Porém, J, a última chuva é o que me faz escrever. Porque por mais que eu sinta sua falta, que seu rosto seja outro na minha cabeça e nossas palavras tenham terminado em amenidades desnecessárias que eu quero evitar, aquela chuva me lembrou você e de como teríamos dado as mãos e corrido até a Lagoa sentindo cada gota descer pela curva das nossas costas. Aquele era um temporal de respeito J, que abraça, sobe a saia e não quer saber de regras. Como você.

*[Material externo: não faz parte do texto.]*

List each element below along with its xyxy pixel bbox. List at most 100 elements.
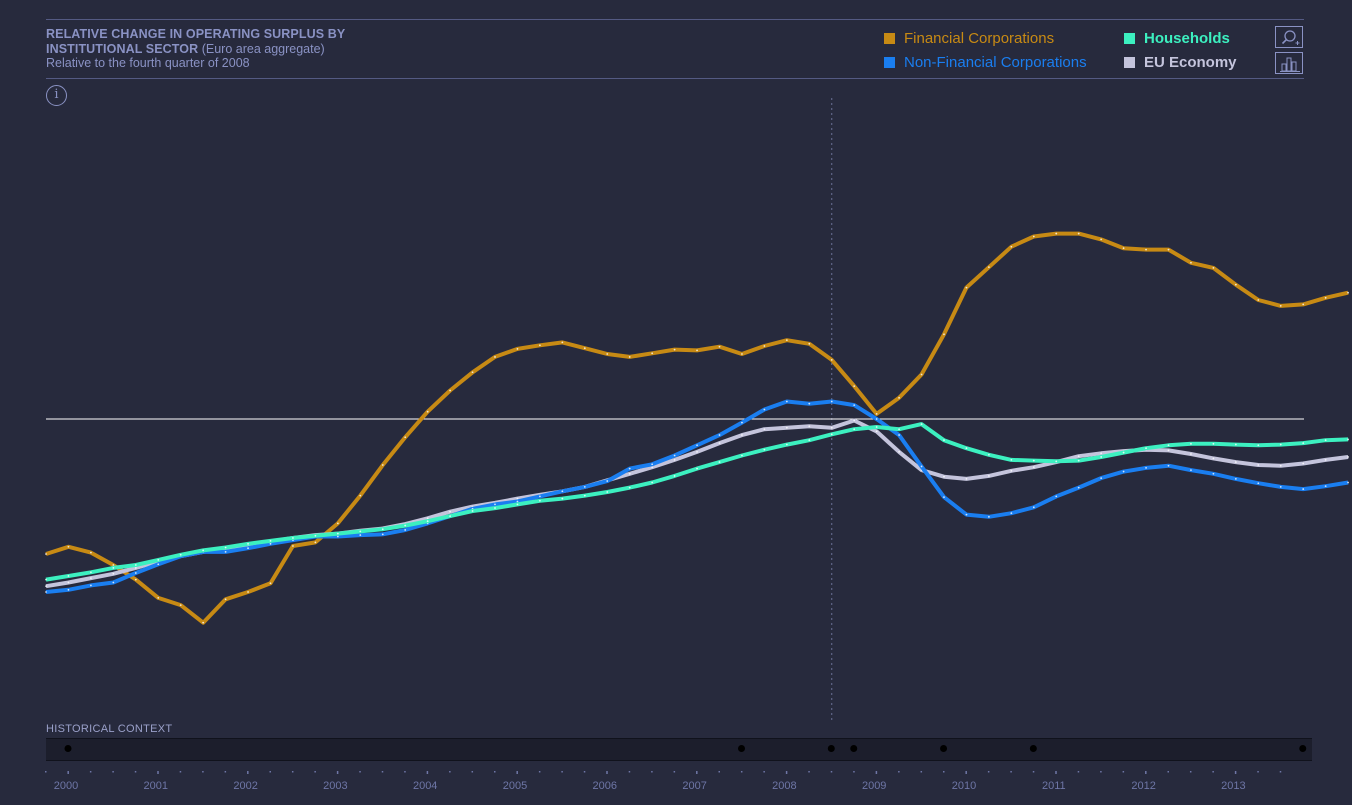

Caminhei até a Lagoa naquele cortinado cinzento e percebi que hoje não tenho mais medo de um raio me pegar na ciclovia. Lá, sentado em um hidrante, magro e escorrido pelo aguaceiro, estava um rapaz que tinha os olhos claros como se recuperasse uma razão há muito esquecida. Algo nele se iluminava e eu não quis deixá-lo sozinho, não queria que ele fosse embora nunca mais. Há anos esperava por alguém naquele caos, na chuvarada certa. Ele me perguntou – não ria J – se eu estava lavando a alma, mas ele é um principiante e eu o perdoei pela besteira e lhe ensinei o que você me falou: que não tem porra nenhuma a ver com a alma! É entregar o seu corpo ao caos, não ter medo dos galhos caírem nem dos postes, nem dos carros baterem nem de raio, nem da pneumonia depois. Só corpo. Tremer, bater queixo, sentir a roupa pesar, os dedos enrugarem. Só gente. Ele me deu a mão. Andamos e éramos os donos do mundo, conversamos até secar. Não falta mais ninguém agora.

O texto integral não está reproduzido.